IgG depletion of normal serum reduces the inhibitory effect
If the IgG is depleted, there is very poor inhibitory activity. And if the IgG is added back, the inhibitory activities are partially restored.
Purified IgG inhibits IFN-α production by Auto-Ab
IgG is one of the inhibitory factors in the serum that helps dampen down interferon responses.
Three models for high-dose intravenous immune globulin (IVIG) anti-inflammatory mechanism
IVIG has been studied exhaustively and remains a very controversial issue. However, recently there have been some discoveries from Jeffrey Abbott. IVIG is thought to either (1) help get rid of autoantibodies by flooding the body with IgG so the bad stuff is spit out; or (2) the IVIG is blocking Fc-activating receptor.
The reason that that doesn’t make too much sense is that when putting in almost 99% monomeric IgG, all the activating receptors pick up aggregates or immunocomplexes. An idea that Abbott has been pushing, based on experimental data, is that IVIG induces a percolation of an inhibitory of CSF—FcγRIIB. That is the only inhibitory receptor, all the other ones are activating.
The anti-inflammatory IgG glycoform has a terminal sialic acid
How can monomeric IgG be inhibitory? Based on Abbott’s work—using animal models—it is most likely the carbohydrate moiety that is present on the Fc, there’s only a single site at which the protein is glycosylated and the terminal group is acidic (sialic acid). Through a variety of experiments where the sialic acid was chopped off or the sialated IgG was affinity purified, Abbott showed that he could control inflammation inhibition through using the sialated form of IgG or not. The sialated form is inhibitory and the non-sialated form is not.

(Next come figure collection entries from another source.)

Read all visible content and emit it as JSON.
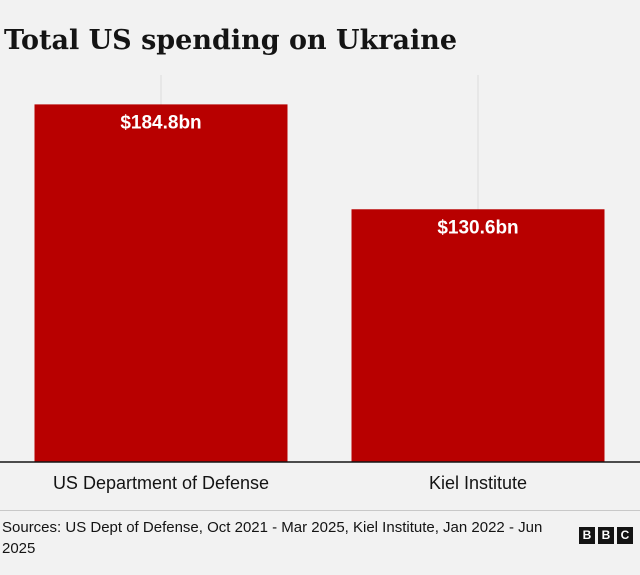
{
  "chart_data": {
    "type": "bar",
    "title": "Total US spending on Ukraine",
    "categories": [
      "US Department of Defense",
      "Kiel Institute"
    ],
    "values": [
      184.8,
      130.6
    ],
    "value_labels": [
      "$184.8bn",
      "$130.6bn"
    ],
    "xlabel": "",
    "ylabel": "",
    "ylim": [
      0,
      185
    ],
    "unit": "bn USD",
    "grid": true,
    "bar_color": "#b80000"
  },
  "footer": {
    "source": "Sources: US Dept of Defense, Oct 2021 - Mar 2025, Kiel Institute, Jan 2022 - Jun 2025",
    "logo_letters": [
      "B",
      "B",
      "C"
    ]
  }
}
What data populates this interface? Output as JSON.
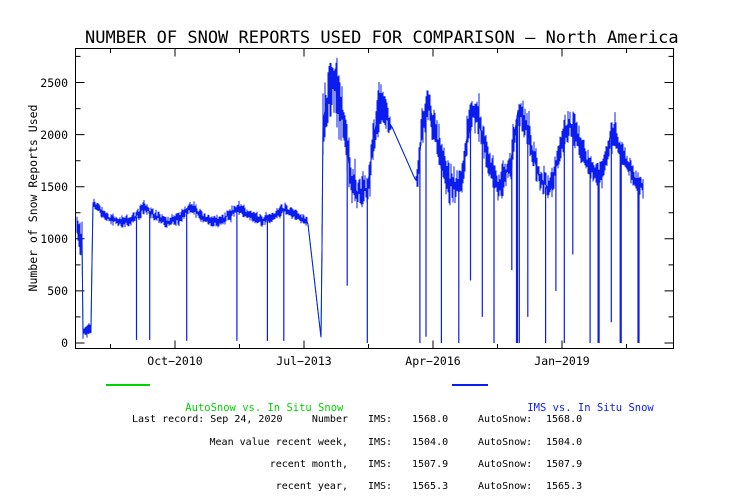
{
  "title": "NUMBER OF SNOW REPORTS USED FOR COMPARISON — North America",
  "legend": {
    "autosnow": {
      "label": "AutoSnow vs. In Situ Snow",
      "color": "#00d400"
    },
    "ims": {
      "label": "IMS vs. In Situ Snow",
      "color": "#0a1cf0"
    }
  },
  "stats": {
    "rows": [
      {
        "label": "Last record: Sep 24, 2020",
        "label2": "Number",
        "ims_label": "IMS:",
        "ims_value": "1568.0",
        "autosnow_label": "AutoSnow:",
        "autosnow_value": "1568.0"
      },
      {
        "label": "Mean value recent week,",
        "label2": "",
        "ims_label": "IMS:",
        "ims_value": "1504.0",
        "autosnow_label": "AutoSnow:",
        "autosnow_value": "1504.0"
      },
      {
        "label": "recent month,",
        "label2": "",
        "ims_label": "IMS:",
        "ims_value": "1507.9",
        "autosnow_label": "AutoSnow:",
        "autosnow_value": "1507.9"
      },
      {
        "label": "recent year,",
        "label2": "",
        "ims_label": "IMS:",
        "ims_value": "1565.3",
        "autosnow_label": "AutoSnow:",
        "autosnow_value": "1565.3"
      }
    ]
  },
  "chart_data": {
    "type": "line",
    "title": "NUMBER OF SNOW REPORTS USED FOR COMPARISON — North America",
    "xlabel": "",
    "ylabel": "Number of Snow Reports Used",
    "grid": false,
    "legend_position": "below",
    "x_axis": {
      "unit": "decimal_year",
      "start_year": 2008.62,
      "end_year": 2021.37,
      "major_ticks": [
        {
          "year": 2010.75,
          "label": "Oct−2010"
        },
        {
          "year": 2013.5,
          "label": "Jul−2013"
        },
        {
          "year": 2016.25,
          "label": "Apr−2016"
        },
        {
          "year": 2019.0,
          "label": "Jan−2019"
        }
      ],
      "minor_ticks": [
        2009.375,
        2012.125,
        2014.875,
        2017.625,
        2020.375
      ]
    },
    "y_axis": {
      "min": 0,
      "max": 2800,
      "major_ticks": [
        0,
        500,
        1000,
        1500,
        2000,
        2500
      ],
      "minor_step": 250
    },
    "series": [
      {
        "name": "IMS vs. In Situ Snow",
        "color": "#0a1cf0",
        "style": "noisy daily band: profile entries are [decimal_year, mean_value, half_range]; half_range 0 = straight interpolated gap line",
        "profile": [
          [
            2008.64,
            1070,
            180
          ],
          [
            2008.77,
            1010,
            150
          ],
          [
            2008.785,
            90,
            60
          ],
          [
            2008.97,
            150,
            70
          ],
          [
            2008.99,
            1340,
            55
          ],
          [
            2009.08,
            1320,
            60
          ],
          [
            2009.3,
            1210,
            50
          ],
          [
            2009.55,
            1160,
            55
          ],
          [
            2009.8,
            1160,
            55
          ],
          [
            2010.0,
            1260,
            60
          ],
          [
            2010.1,
            1300,
            60
          ],
          [
            2010.3,
            1230,
            55
          ],
          [
            2010.55,
            1160,
            55
          ],
          [
            2010.85,
            1190,
            55
          ],
          [
            2011.02,
            1300,
            60
          ],
          [
            2011.15,
            1290,
            60
          ],
          [
            2011.4,
            1190,
            55
          ],
          [
            2011.7,
            1165,
            55
          ],
          [
            2011.95,
            1250,
            60
          ],
          [
            2012.1,
            1300,
            60
          ],
          [
            2012.3,
            1240,
            55
          ],
          [
            2012.6,
            1170,
            55
          ],
          [
            2012.9,
            1220,
            55
          ],
          [
            2013.05,
            1290,
            60
          ],
          [
            2013.2,
            1260,
            55
          ],
          [
            2013.45,
            1200,
            45
          ],
          [
            2013.56,
            1170,
            45
          ],
          [
            2013.585,
            1140,
            0
          ],
          [
            2013.875,
            5,
            0
          ],
          [
            2013.895,
            2100,
            330
          ],
          [
            2014.0,
            2350,
            290
          ],
          [
            2014.1,
            2450,
            260
          ],
          [
            2014.22,
            2400,
            270
          ],
          [
            2014.35,
            2130,
            260
          ],
          [
            2014.5,
            1560,
            210
          ],
          [
            2014.65,
            1430,
            180
          ],
          [
            2014.85,
            1480,
            170
          ],
          [
            2015.0,
            2000,
            210
          ],
          [
            2015.12,
            2320,
            210
          ],
          [
            2015.28,
            2140,
            160
          ],
          [
            2015.38,
            2070,
            0
          ],
          [
            2015.88,
            1560,
            0
          ],
          [
            2015.92,
            1610,
            150
          ],
          [
            2016.06,
            2220,
            210
          ],
          [
            2016.18,
            2270,
            190
          ],
          [
            2016.38,
            1870,
            190
          ],
          [
            2016.6,
            1510,
            170
          ],
          [
            2016.85,
            1560,
            150
          ],
          [
            2017.04,
            2180,
            200
          ],
          [
            2017.16,
            2230,
            190
          ],
          [
            2017.4,
            1810,
            160
          ],
          [
            2017.65,
            1500,
            140
          ],
          [
            2017.9,
            1710,
            160
          ],
          [
            2018.06,
            2230,
            190
          ],
          [
            2018.22,
            2110,
            170
          ],
          [
            2018.5,
            1610,
            140
          ],
          [
            2018.75,
            1460,
            130
          ],
          [
            2018.98,
            1890,
            160
          ],
          [
            2019.16,
            2120,
            170
          ],
          [
            2019.35,
            1960,
            150
          ],
          [
            2019.6,
            1660,
            110
          ],
          [
            2019.85,
            1610,
            110
          ],
          [
            2020.04,
            2010,
            160
          ],
          [
            2020.18,
            1940,
            150
          ],
          [
            2020.45,
            1660,
            100
          ],
          [
            2020.62,
            1530,
            100
          ],
          [
            2020.73,
            1480,
            90
          ]
        ],
        "dropouts": [
          [
            2009.93,
            30,
            1
          ],
          [
            2010.21,
            30,
            1
          ],
          [
            2011.0,
            20,
            1
          ],
          [
            2012.07,
            20,
            1
          ],
          [
            2012.72,
            20,
            1
          ],
          [
            2013.07,
            20,
            1
          ],
          [
            2014.42,
            550,
            1
          ],
          [
            2014.85,
            0,
            1
          ],
          [
            2015.97,
            0,
            1
          ],
          [
            2016.1,
            60,
            1
          ],
          [
            2016.43,
            0,
            1
          ],
          [
            2016.8,
            0,
            1
          ],
          [
            2017.05,
            600,
            1
          ],
          [
            2017.3,
            250,
            1
          ],
          [
            2017.55,
            0,
            1
          ],
          [
            2017.93,
            700,
            1
          ],
          [
            2018.03,
            0,
            2
          ],
          [
            2018.09,
            0,
            1
          ],
          [
            2018.27,
            250,
            1
          ],
          [
            2018.65,
            0,
            1
          ],
          [
            2018.87,
            500,
            1
          ],
          [
            2019.05,
            0,
            1
          ],
          [
            2019.23,
            850,
            1
          ],
          [
            2019.6,
            0,
            1
          ],
          [
            2019.77,
            0,
            2
          ],
          [
            2020.05,
            200,
            1
          ],
          [
            2020.24,
            0,
            2
          ],
          [
            2020.62,
            0,
            2
          ]
        ],
        "last_record": "Sep 24, 2020"
      },
      {
        "name": "AutoSnow vs. In Situ Snow",
        "color": "#00d400",
        "values_same_as_series": "IMS vs. In Situ Snow"
      }
    ]
  }
}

This might explain why so much IVIG is needed in patients—because it’s only a small subcomponent of the IVIG that is actually functionally active.
Limitations of this model
There are limitations of this model.
- PRE-treated with IVIG (Prevention vs treatment)

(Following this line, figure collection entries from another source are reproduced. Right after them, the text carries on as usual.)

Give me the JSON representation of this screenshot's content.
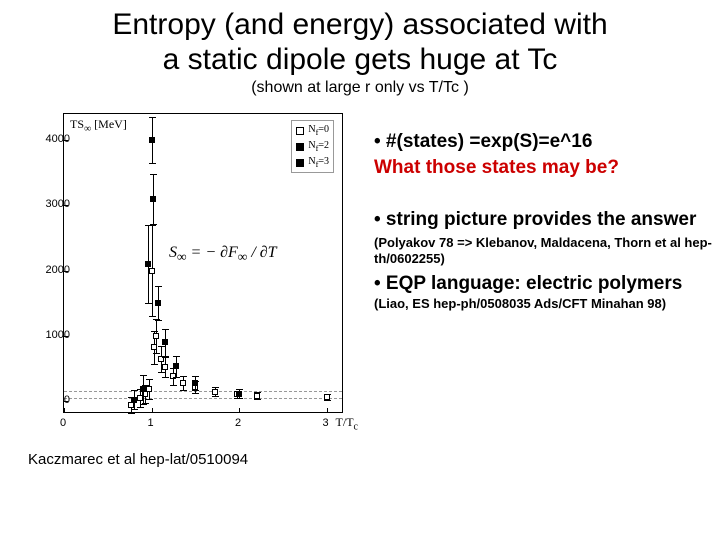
{
  "title": {
    "line1": "Entropy (and energy) associated with",
    "line2": "a static dipole gets huge at Tc"
  },
  "subtitle": "(shown at large r only vs T/Tc )",
  "chart": {
    "ylabel_html": "TS<sub>∞</sub> [MeV]",
    "xlabel_html": "T/T<sub>c</sub>",
    "xlim": [
      0,
      3.2
    ],
    "ylim": [
      -200,
      4400
    ],
    "yticks": [
      0,
      1000,
      2000,
      3000,
      4000
    ],
    "xticks": [
      0,
      1,
      2,
      3
    ],
    "legend": [
      {
        "label": "N_f=0",
        "style": "open"
      },
      {
        "label": "N_f=2",
        "style": "filled"
      },
      {
        "label": "N_f=3",
        "style": "filled"
      }
    ],
    "formula_html": "S<sub>∞</sub> = − ∂F<sub>∞</sub> / ∂T",
    "hlines_y": [
      50,
      150
    ],
    "series_open": {
      "x": [
        0.77,
        0.87,
        0.93,
        0.97,
        1.0,
        1.03,
        1.05,
        1.11,
        1.15,
        1.24,
        1.36,
        1.5,
        1.73,
        1.98,
        2.21,
        3.0
      ],
      "y": [
        -60,
        50,
        110,
        180,
        2000,
        820,
        1000,
        650,
        520,
        380,
        280,
        210,
        140,
        100,
        80,
        60
      ],
      "yerr": [
        120,
        140,
        140,
        150,
        700,
        250,
        260,
        200,
        160,
        130,
        110,
        90,
        70,
        60,
        50,
        40
      ]
    },
    "series_filled": {
      "x": [
        0.8,
        0.9,
        0.96,
        1.0,
        1.02,
        1.07,
        1.15,
        1.28,
        1.5,
        2.0
      ],
      "y": [
        20,
        180,
        2100,
        4000,
        3100,
        1500,
        900,
        530,
        280,
        110
      ],
      "yerr": [
        150,
        220,
        600,
        350,
        380,
        260,
        210,
        160,
        110,
        70
      ]
    },
    "colors": {
      "axis": "#000000",
      "grid": "#999999",
      "background": "#ffffff",
      "open_marker": "#ffffff",
      "filled_marker": "#000000"
    }
  },
  "citation": "Kaczmarec et al hep-lat/0510094",
  "bullets": {
    "b1": "• #(states) =exp(S)=e^16",
    "b1q": "What those states may be?",
    "b2": "• string picture provides the answer",
    "b2ref": "(Polyakov 78  =>                  Klebanov, Maldacena, Thorn et al    hep-th/0602255)",
    "b3a": "• EQP language: electric polymers",
    "b3ref": "(Liao, ES hep-ph/0508035 Ads/CFT Minahan 98)"
  }
}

- Arthritis model – measure footpad swelling at day 4-6
- Mouse vs Human – human IVIG in a mouse model
The IVIG receptor
In addition to the subsection of IVIG that’s biologically active, this group found the receptor to which the sialated IgG binds. The receptor was identified in mouse models: a C-type lectin receptor that’s expressed on macrophage in the marginal zone of the spleen that’s called SIGNR1. The human homologue of SIGNR1 is called DC-SIGN.

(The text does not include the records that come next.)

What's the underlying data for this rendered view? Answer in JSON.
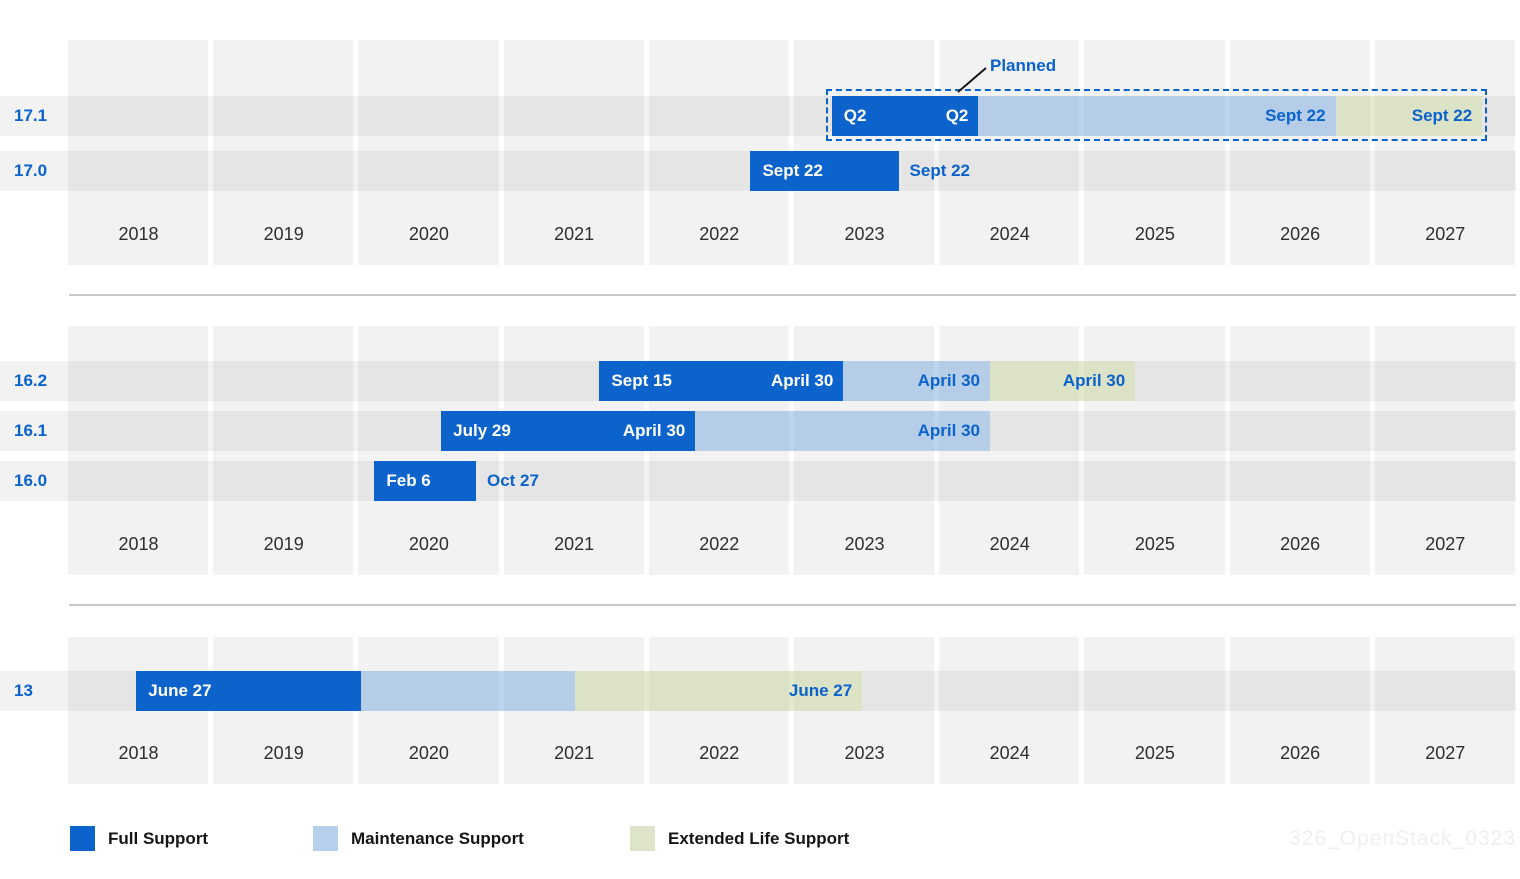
{
  "colors": {
    "full_support": "#0b63cb",
    "maintenance_support": "#b5cfec",
    "extended_life_support": "#dee4c9",
    "accent_text_blue": "#0a63cc",
    "grid_column": "#f2f2f2",
    "year_text": "#2e2e2e"
  },
  "chart_data": {
    "type": "gantt",
    "title": "",
    "x_axis": {
      "range": [
        2018,
        2027.8
      ],
      "year_ticks": [
        2018,
        2019,
        2020,
        2021,
        2022,
        2023,
        2024,
        2025,
        2026,
        2027
      ]
    },
    "planned_annotation": "Planned",
    "legend": [
      {
        "label": "Full Support",
        "phase": "full"
      },
      {
        "label": "Maintenance Support",
        "phase": "maintenance"
      },
      {
        "label": "Extended Life Support",
        "phase": "els"
      }
    ],
    "sections": [
      {
        "rows": [
          {
            "version": "17.1",
            "planned": true,
            "segments": [
              {
                "phase": "full",
                "start": 2023.26,
                "end": 2024.27,
                "label_start": "Q2",
                "label_end": "Q2"
              },
              {
                "phase": "maintenance",
                "start": 2024.27,
                "end": 2026.73,
                "label_end": "Sept 22"
              },
              {
                "phase": "els",
                "start": 2026.73,
                "end": 2027.74,
                "label_end": "Sept 22"
              }
            ]
          },
          {
            "version": "17.0",
            "segments": [
              {
                "phase": "full",
                "start": 2022.7,
                "end": 2023.72,
                "label_start": "Sept 22",
                "label_after": "Sept 22"
              }
            ]
          }
        ]
      },
      {
        "rows": [
          {
            "version": "16.2",
            "segments": [
              {
                "phase": "full",
                "start": 2021.66,
                "end": 2023.34,
                "label_start": "Sept 15",
                "label_end": "April 30"
              },
              {
                "phase": "maintenance",
                "start": 2023.34,
                "end": 2024.35,
                "label_end": "April 30"
              },
              {
                "phase": "els",
                "start": 2024.35,
                "end": 2025.35,
                "label_end": "April 30"
              }
            ]
          },
          {
            "version": "16.1",
            "segments": [
              {
                "phase": "full",
                "start": 2020.57,
                "end": 2022.32,
                "label_start": "July 29",
                "label_end": "April 30"
              },
              {
                "phase": "maintenance",
                "start": 2022.32,
                "end": 2024.35,
                "label_end": "April 30"
              }
            ]
          },
          {
            "version": "16.0",
            "segments": [
              {
                "phase": "full",
                "start": 2020.11,
                "end": 2020.81,
                "label_start": "Feb 6",
                "label_after": "Oct 27"
              }
            ]
          }
        ]
      },
      {
        "rows": [
          {
            "version": "13",
            "segments": [
              {
                "phase": "full",
                "start": 2018.47,
                "end": 2020.02,
                "label_start": "June 27"
              },
              {
                "phase": "maintenance",
                "start": 2020.02,
                "end": 2021.49
              },
              {
                "phase": "els",
                "start": 2021.49,
                "end": 2023.47,
                "label_end": "June 27"
              }
            ]
          }
        ]
      }
    ]
  },
  "watermark": "326_OpenStack_0323"
}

DC-SIGN is expressed on dendritic cell. It is a receptor that is involved in recognition of various foreign organisms. Interestingly, the foreign organisms may be able to hijack DC-SIGN and promote an anti-inflammatory response. For example, HIV hijacks this receptor, activates it and through sialylation of NF-κβ promotes the production of IL-10, which is an immunosuppressive cytokine.
How does Sialylated IgG suppress IFN-α?
- SIGNR1 (mice) binds sialylated IgG
- Required for IVIG antiinflammatory activity
- Serum contains potent inhibitors of IFN-α production induced by immune complexes
- One inhibitor is monomeric IgG
- In mouse models, SA+ IgG is the active moiety, acting through engagement of SIGNR1 (DC-SIGN)
- A two-step NPSLE model has been developed that can:
- Account for all of the abnormalities reported in the CSF; and
- Show a mechanistic connection.
- There’s a special role for INF-α and it could be altering brain function.
- Using this model, all of the cytokines and chemokines reported in NPSLE can be accounted for.
- Sites outside of serum (e.g. CSF, serosa) allow for large amplification of IFN-a by IC due to the lack of inhibitory factors.